Given the exorbitant costs of living and schooling and health care, Charters usually had one or at most two children, as well as because of the frankly limited opportunities for having a full-on Charter life. There was fierce competition for whatever one might do, at every level, whether it was playing the trombone or being on the swim team and, of course, succeeding in the classroom, where everyone was routinely tested and ranked in all subjects. In fact, there were rankings as well on the teams and orchestras and even in the special-interest clubs, where if it was difficult to gauge talent, then enthusiasm and leadership were appraised. It went on from there through university and professional school, and then careers, the weekly Power List of who was at the head spurring ever-accelerating achievement but also in certain cases a kind of malaise that B-Mors and counties people never really suffered, that empty-lunged feeling that can come from being measured, unceasingly, from the moment of birth.

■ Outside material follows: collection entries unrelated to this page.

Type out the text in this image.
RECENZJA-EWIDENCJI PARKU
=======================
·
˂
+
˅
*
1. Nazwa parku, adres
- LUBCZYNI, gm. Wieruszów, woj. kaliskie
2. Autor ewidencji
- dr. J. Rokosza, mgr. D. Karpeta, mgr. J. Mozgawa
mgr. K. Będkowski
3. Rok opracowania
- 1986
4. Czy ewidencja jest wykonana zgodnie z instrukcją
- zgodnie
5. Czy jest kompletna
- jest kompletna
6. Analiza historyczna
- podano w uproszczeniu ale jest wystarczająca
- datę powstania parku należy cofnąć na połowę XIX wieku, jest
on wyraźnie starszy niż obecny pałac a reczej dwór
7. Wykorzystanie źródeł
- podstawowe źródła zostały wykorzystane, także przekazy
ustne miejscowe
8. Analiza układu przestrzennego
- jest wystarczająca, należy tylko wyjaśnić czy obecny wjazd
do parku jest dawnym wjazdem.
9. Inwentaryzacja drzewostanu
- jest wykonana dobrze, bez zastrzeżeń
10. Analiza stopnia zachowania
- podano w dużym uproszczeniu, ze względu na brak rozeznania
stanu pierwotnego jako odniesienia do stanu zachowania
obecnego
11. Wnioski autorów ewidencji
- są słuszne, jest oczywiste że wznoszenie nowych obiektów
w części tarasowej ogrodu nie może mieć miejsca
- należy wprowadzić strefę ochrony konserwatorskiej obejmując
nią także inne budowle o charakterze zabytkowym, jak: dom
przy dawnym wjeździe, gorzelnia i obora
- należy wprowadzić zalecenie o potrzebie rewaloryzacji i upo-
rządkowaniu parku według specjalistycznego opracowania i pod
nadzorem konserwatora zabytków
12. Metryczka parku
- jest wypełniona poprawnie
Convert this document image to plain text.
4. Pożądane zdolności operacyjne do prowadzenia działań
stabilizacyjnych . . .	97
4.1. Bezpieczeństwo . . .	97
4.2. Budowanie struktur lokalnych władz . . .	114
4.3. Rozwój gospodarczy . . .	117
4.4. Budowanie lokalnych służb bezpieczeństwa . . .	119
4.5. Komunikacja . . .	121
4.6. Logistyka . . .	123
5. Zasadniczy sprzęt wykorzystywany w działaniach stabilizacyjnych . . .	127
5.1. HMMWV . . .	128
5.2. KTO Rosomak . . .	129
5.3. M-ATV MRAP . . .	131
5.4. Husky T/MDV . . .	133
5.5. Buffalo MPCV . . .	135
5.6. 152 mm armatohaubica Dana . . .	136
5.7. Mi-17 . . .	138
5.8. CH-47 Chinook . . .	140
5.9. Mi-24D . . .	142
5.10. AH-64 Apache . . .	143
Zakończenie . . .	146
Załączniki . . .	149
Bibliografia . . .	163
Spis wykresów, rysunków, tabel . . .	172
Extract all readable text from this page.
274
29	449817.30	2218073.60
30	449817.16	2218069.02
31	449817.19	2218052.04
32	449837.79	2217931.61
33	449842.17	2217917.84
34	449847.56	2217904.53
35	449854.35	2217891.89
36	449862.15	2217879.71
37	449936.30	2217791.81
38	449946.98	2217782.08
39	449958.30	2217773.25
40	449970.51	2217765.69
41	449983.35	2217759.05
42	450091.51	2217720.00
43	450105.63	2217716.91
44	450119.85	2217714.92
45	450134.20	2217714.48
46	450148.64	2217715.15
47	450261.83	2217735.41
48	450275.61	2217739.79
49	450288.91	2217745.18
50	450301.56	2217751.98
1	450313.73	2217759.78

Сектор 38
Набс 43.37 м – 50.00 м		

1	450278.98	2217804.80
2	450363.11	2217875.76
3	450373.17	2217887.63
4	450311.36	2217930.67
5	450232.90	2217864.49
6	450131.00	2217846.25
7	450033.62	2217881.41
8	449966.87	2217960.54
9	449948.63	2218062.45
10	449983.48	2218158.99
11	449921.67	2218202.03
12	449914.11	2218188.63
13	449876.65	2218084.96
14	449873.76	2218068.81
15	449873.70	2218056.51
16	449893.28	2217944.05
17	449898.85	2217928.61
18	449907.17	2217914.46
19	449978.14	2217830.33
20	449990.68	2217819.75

Pets were simpler to raise, in every way, plus they couldn’t disappoint the family or themselves and naturally offered and received affection unconditionally, which in this world is rare, all of which accounted for why the Charters loved them dearly, and insisted on menageries of them, outfitting the expansive-by-design balconies of their condos or their backyards with romper equipment and kenneling for their squads of cats and dogs but also the toy swine and hens and even goats a growing number of enthusiasts raised for healthful meat and eggs and milk. Quig and his partners did very well for themselves, and while they weren’t as rich as the people-doctors or business executives, they were as secure as any of their Charter neighbors in what they expected from their lives, content with the kind of condo they inhabited, the vehicles they drove, how many helpers (just one, for Quig’s family) they employed, where and how frequently they dined out, all the vital metrics, as Charters would say, duly aligned. Quig and his wife and daughter were in this sense happily unexceptional. Trish was talkative and bubbly and a tad plumpish, with loose chestnut brown curls just like her mother’s, and she was a brainy girl, too, always high in the rankings from preschool onward, her parents probably thinking that she had a good chance to be an engineer or executive or maybe even a C-specialist. They also entered her in the Charter Association beauty pageants, and though Trish was not the most fit-looking entrant in the preteen category, her gifted viola playing and her astounding retention of arcane historical facts in the knowledge rounds made up for somewhat lower scores in the yoga demonstration and evening-gown promenade. She could also look stunning; her last competition gown, Penelope said, was made from a brilliant copper silk taffeta that stunningly set off her tresses. Plus, she had that electric smile you saw in nearly every page of Quig’s albums, the wide, free grin that to the judges seemed to express the most genuine, deep-seated glee, and reflected not just the glowing inner girl but the wider Charter clime that shone just as bright. She was twice a regional finalist and was preparing for a third attempt at the nationals, practicing her yoga positions and musical pieces for many hours each week when the first animal plagues struck out west.